This weekend saw the first of a handful of beta test for Activision’s upcoming shooter, Call of Duty: Black Ops 4, and having spent the weekend stabbing myself with health packs, I have mixed feelings. While on one hand, it was enjoyable playing a new shooter from Treyarch, on the other hand, it didn’t feel like it’d strayed too far from Black Ops 3, which is a shame.
Call of Duty: WW2 broke the mold in terms of the monotony of Call of Duty’s ever-expanding complexity. Bringing the shooter back down to earth, Sledgehammer Games almost recaptured the joy we found in the game’s earlier series. So, like me, you’d be forgiven if you thought Treyarch would continue that trend, and in some ways they have, but it just doesn’t quite feel good enough.
Black Ops 4 felt, to me, very much like like Black Ops 3 but all of the fancy boost jumping and jetpacks had been stripped away. Which is actually a welcomed change, but its semi-futuristic setting just felt a little overdone at this point.
The Call of Duty: Black Ops 4 Beta on PS4 offered the chance for players to play through four different modes/playlists. Search and Destroy, the new Control mode, Chaos Team Deathmatch, and Capture Moshpit. For the most part, I played the new Control mode, which is a weird mix of Domination and Attack & Defend, with each team having a finite amount of lives.
Control was an interesting game mode as it not only had an element of strategy but also put the pressure on with the number of lives the team had left. And let me just say, those stupid mistakes felt a lot more damning in this game mode.
In our preview of the game at E3, we mentioned how the games’ Specialist system helped make players feel like a part of the team rather than just another mercenary, similar to Overwatch, and I can definitely echo that statement here. Now players are limited to one Specialist per team which might seem limiting, considering there are around 9 Specialists to choose from, but it’s not the end of the world as players’ Custom Classes are carried over.
The only real differences Specialists offer are special abilities, such as being able to turn yourself into a little ball of radiation, toss out a shock drone, or set proximity mines, to things like heal and boost the health of an entire team, unleash attack dogs, or equip yourself with a massive grenade launcher.

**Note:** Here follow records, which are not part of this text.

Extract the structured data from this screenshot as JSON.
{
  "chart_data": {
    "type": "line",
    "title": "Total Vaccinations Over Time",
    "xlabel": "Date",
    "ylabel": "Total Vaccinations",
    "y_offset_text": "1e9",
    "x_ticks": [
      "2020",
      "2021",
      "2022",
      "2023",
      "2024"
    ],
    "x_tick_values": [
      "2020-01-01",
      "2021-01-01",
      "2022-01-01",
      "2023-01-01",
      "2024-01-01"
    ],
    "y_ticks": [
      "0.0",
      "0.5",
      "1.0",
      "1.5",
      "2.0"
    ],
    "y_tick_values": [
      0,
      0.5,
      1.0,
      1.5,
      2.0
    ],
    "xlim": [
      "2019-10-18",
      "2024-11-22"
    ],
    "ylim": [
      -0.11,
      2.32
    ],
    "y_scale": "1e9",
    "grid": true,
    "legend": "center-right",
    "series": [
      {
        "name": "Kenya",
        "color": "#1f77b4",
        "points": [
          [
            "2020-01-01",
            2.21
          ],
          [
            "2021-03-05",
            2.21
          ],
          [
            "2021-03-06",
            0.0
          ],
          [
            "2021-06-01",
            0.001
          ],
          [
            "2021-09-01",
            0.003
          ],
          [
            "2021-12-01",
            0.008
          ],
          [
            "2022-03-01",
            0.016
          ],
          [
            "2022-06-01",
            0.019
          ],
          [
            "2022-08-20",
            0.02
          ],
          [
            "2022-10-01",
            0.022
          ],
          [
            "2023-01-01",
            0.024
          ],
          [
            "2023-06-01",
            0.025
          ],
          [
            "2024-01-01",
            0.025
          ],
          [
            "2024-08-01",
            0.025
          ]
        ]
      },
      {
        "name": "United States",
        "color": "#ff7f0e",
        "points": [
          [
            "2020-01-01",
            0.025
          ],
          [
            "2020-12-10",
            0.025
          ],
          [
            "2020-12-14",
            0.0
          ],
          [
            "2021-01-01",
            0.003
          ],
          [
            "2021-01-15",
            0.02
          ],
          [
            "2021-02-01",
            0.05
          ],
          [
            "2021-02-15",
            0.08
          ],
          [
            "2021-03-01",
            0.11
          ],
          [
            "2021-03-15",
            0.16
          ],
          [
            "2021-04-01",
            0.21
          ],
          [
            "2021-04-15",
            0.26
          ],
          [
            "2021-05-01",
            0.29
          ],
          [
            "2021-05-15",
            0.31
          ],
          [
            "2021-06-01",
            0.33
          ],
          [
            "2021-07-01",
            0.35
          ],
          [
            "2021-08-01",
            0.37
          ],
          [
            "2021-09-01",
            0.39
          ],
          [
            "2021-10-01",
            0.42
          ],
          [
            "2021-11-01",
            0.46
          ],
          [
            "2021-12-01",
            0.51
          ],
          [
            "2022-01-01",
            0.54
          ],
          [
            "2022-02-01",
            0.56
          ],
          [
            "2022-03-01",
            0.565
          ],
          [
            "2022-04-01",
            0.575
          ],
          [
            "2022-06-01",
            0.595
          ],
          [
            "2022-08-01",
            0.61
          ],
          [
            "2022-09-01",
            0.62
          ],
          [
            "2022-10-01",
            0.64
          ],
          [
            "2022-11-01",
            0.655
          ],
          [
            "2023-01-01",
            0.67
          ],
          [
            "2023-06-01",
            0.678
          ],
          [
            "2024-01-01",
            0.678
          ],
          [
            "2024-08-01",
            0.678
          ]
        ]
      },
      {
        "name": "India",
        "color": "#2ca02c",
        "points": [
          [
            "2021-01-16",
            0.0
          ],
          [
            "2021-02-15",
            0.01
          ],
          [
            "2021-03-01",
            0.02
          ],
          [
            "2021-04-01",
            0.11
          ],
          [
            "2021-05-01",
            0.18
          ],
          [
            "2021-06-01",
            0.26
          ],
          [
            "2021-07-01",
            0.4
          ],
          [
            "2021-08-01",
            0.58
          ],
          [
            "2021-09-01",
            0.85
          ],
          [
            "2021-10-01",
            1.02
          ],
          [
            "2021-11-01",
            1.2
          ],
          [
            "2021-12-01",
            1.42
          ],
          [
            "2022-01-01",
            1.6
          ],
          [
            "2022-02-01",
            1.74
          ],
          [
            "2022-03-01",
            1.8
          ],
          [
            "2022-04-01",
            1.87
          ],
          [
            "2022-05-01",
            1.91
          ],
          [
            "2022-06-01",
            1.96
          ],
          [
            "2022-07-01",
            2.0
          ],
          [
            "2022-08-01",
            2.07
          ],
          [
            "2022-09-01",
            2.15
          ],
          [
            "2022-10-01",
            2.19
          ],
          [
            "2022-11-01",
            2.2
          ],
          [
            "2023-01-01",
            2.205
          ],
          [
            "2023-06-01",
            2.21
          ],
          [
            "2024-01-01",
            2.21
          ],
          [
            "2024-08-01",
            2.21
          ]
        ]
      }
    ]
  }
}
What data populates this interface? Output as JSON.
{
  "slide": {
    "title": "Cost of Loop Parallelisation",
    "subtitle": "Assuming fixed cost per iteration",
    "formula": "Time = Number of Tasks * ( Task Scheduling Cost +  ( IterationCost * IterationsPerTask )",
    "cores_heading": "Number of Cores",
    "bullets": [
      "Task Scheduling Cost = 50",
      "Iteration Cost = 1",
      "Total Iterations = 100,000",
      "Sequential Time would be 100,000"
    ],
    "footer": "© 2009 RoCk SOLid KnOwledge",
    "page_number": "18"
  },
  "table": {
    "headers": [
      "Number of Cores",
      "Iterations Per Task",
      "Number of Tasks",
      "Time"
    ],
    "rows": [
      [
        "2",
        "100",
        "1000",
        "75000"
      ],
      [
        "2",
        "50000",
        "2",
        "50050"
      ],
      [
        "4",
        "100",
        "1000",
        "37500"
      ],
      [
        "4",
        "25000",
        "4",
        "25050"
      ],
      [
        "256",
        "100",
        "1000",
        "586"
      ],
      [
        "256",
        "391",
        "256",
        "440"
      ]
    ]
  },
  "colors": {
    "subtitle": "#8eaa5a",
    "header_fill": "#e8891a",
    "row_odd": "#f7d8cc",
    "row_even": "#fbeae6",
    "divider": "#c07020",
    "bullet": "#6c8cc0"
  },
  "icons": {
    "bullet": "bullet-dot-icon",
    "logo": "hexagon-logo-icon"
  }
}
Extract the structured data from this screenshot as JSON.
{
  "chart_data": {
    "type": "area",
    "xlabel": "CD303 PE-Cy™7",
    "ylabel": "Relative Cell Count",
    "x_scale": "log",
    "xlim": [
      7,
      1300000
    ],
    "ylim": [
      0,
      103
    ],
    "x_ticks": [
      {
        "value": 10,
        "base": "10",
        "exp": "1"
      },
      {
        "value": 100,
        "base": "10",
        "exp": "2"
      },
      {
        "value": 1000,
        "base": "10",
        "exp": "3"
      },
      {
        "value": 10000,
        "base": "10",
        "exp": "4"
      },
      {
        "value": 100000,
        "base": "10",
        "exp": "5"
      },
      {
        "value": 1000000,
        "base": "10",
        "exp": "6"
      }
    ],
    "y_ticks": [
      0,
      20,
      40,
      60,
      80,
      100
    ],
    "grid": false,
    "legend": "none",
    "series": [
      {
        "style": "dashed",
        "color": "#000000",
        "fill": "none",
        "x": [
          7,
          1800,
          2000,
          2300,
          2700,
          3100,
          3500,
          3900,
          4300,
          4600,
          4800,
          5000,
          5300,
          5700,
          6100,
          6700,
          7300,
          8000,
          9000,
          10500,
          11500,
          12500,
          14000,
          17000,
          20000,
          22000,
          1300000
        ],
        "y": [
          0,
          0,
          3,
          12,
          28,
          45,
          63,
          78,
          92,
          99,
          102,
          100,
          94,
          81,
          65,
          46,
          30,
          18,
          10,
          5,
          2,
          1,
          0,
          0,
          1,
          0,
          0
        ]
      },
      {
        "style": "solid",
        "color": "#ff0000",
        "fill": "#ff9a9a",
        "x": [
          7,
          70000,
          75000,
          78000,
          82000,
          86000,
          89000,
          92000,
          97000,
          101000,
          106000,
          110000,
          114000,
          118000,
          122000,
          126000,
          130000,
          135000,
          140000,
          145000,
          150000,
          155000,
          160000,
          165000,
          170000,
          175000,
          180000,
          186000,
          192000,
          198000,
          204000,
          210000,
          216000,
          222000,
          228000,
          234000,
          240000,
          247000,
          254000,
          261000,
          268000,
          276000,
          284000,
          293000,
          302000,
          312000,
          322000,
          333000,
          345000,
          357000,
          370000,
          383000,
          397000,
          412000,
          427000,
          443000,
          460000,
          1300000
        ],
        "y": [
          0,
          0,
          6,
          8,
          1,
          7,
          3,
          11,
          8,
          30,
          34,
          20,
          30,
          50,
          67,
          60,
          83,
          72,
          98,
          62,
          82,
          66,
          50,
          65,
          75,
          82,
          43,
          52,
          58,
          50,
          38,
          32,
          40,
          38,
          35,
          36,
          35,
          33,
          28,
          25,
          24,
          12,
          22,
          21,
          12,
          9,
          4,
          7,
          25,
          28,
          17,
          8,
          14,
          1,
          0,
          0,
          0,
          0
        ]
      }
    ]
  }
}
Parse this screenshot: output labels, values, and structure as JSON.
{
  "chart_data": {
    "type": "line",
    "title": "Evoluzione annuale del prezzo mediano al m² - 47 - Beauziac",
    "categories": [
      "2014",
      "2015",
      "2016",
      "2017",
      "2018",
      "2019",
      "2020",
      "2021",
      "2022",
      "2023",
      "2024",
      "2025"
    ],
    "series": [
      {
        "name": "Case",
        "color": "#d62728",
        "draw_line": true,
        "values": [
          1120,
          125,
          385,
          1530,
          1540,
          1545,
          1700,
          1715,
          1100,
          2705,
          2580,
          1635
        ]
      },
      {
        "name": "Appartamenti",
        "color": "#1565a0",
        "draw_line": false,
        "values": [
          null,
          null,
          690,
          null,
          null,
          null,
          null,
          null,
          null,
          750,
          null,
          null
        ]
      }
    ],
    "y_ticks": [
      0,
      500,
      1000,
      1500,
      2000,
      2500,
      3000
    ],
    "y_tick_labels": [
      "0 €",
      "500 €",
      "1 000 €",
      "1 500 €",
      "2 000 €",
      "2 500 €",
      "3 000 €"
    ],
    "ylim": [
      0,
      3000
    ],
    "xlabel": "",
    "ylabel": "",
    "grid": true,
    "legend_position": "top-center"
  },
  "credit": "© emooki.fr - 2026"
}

Each of these skills and abilities has their own set cooldowns and aren’t too different to the Specialist abilities from Black Ops 3, however, they seem to be focused more on working in tandem with other members of the team rather than just chance it alone. It’s this focus on teamwork which also adds a breath of fresh air to the game.
Finally, let’s talk about the health injection. In Call of Duty: Black Ops 4 health doesn’t regenerate, instead, players are equipped with a health injection type gadget which has a cooldown of around 4-5 seconds. What I found with this is that players no longer stood around for too long while in a firefight, instead we’d be ducking and diving into cover so that we could jab ourselves with some much-needed health.
It’s a mechanic which honestly felt a little alien (and unfair) to begin with, but it quickly became second nature, much like reloading after a kill. Now, we jab ourselves, reload, and move on.
Of course, players can decide to ditch the injection and opt for another type of equipment such as body armor, and that’s something many players have taken a quick disliking to, however, it’s just one of those things we have to figure out how to counter. Sure, it sucks when you’re down to your last smidge of health and the opposing player is still half up thanks to their armor, but what are we going to do?
Overall, Call of Duty: Black Ops 4 seems to be restoring some faith in the series for me. Having turned my nose up at Black Ops 3, I was very dubious about this upcoming game almost disliking it before I’d even given it a whirl, but I’m glad I did as I’m starting to look forward to this year’s entry into the Call of Duty series.